O lusco-fusco na Boa Vista sempre foi para mim parecido, estivesse no colégio a jogar bola, estivesse na rua, em outros tempos, já depois de sair do colégio.

Não sei se no colégio era mais triste que depois, ou antes ao contrário. Imagino que a memória mais antiga e juvenil tenha fixado o que eram as realidades associadas àquela hora de transição. As mangueiras, os morcegos, o futebol interrompido pelo escurecimento, minha pouca idade.

Não me entristecem mais os lusco-fuscos, como faziam antes, mas sei o que eles são ou, melhor dizendo, sei o que eles foram e lembro-me de suas imagens, porque é difícil lembrar de sensações.

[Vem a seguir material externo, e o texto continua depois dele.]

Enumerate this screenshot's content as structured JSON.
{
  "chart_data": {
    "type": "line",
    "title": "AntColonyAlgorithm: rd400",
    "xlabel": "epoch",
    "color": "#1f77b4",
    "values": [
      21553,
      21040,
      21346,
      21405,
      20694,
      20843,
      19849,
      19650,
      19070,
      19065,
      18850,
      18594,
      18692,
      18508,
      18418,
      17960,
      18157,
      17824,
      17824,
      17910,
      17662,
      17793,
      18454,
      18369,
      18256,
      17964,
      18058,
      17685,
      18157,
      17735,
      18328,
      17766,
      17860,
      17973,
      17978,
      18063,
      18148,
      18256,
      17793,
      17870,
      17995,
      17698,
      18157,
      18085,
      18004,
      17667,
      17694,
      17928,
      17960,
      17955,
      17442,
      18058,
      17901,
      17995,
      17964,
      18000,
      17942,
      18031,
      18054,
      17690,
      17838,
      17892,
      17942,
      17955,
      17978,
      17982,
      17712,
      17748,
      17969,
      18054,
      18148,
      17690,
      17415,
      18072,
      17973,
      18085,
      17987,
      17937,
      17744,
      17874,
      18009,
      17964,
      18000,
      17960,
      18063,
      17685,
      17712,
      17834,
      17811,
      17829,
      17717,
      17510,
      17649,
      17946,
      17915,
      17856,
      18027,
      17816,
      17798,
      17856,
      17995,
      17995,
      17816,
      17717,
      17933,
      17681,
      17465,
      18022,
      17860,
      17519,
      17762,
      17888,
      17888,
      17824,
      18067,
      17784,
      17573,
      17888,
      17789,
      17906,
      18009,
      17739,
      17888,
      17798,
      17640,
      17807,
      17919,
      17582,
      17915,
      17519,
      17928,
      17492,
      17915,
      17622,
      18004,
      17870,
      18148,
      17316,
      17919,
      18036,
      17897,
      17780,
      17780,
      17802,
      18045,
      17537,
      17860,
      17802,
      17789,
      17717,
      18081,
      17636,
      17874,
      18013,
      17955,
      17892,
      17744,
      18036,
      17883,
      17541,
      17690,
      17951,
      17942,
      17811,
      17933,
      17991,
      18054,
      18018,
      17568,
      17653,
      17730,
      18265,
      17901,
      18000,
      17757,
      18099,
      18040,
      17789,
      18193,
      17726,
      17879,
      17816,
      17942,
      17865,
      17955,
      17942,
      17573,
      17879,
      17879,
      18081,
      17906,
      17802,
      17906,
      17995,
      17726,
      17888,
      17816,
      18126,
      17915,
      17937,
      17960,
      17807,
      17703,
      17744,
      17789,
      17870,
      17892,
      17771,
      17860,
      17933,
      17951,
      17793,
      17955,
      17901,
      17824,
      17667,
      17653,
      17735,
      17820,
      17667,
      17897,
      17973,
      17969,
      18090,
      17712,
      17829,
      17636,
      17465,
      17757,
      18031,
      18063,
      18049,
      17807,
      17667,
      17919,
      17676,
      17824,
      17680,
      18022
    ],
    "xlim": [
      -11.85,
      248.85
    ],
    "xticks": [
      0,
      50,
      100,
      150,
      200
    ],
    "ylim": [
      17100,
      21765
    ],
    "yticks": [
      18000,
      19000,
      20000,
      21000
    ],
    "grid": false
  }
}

Quase trinta anos depois – e queria saber quantos anos vive uma mangueira – o lusco-fusco entristeceu-me. Não é que seja ruim, as palavras é que não são suficientemente precisas, mas era parecido com outros crepúsculos.

Sai da residencial, dirigi-me a um mercadinho perto, para comprar vinho. Resolvi antes dar uma volta à quadra, para quê não sei, talvez para ter a sensação que tive.

Passei em frente a dois colégios, mas isso não basta, como não bastam só a hora ou só os morcegos, ou só as mangueiras, que aqui não há. O lusco-fusco entristeceu-me aqui em Braga, hoje.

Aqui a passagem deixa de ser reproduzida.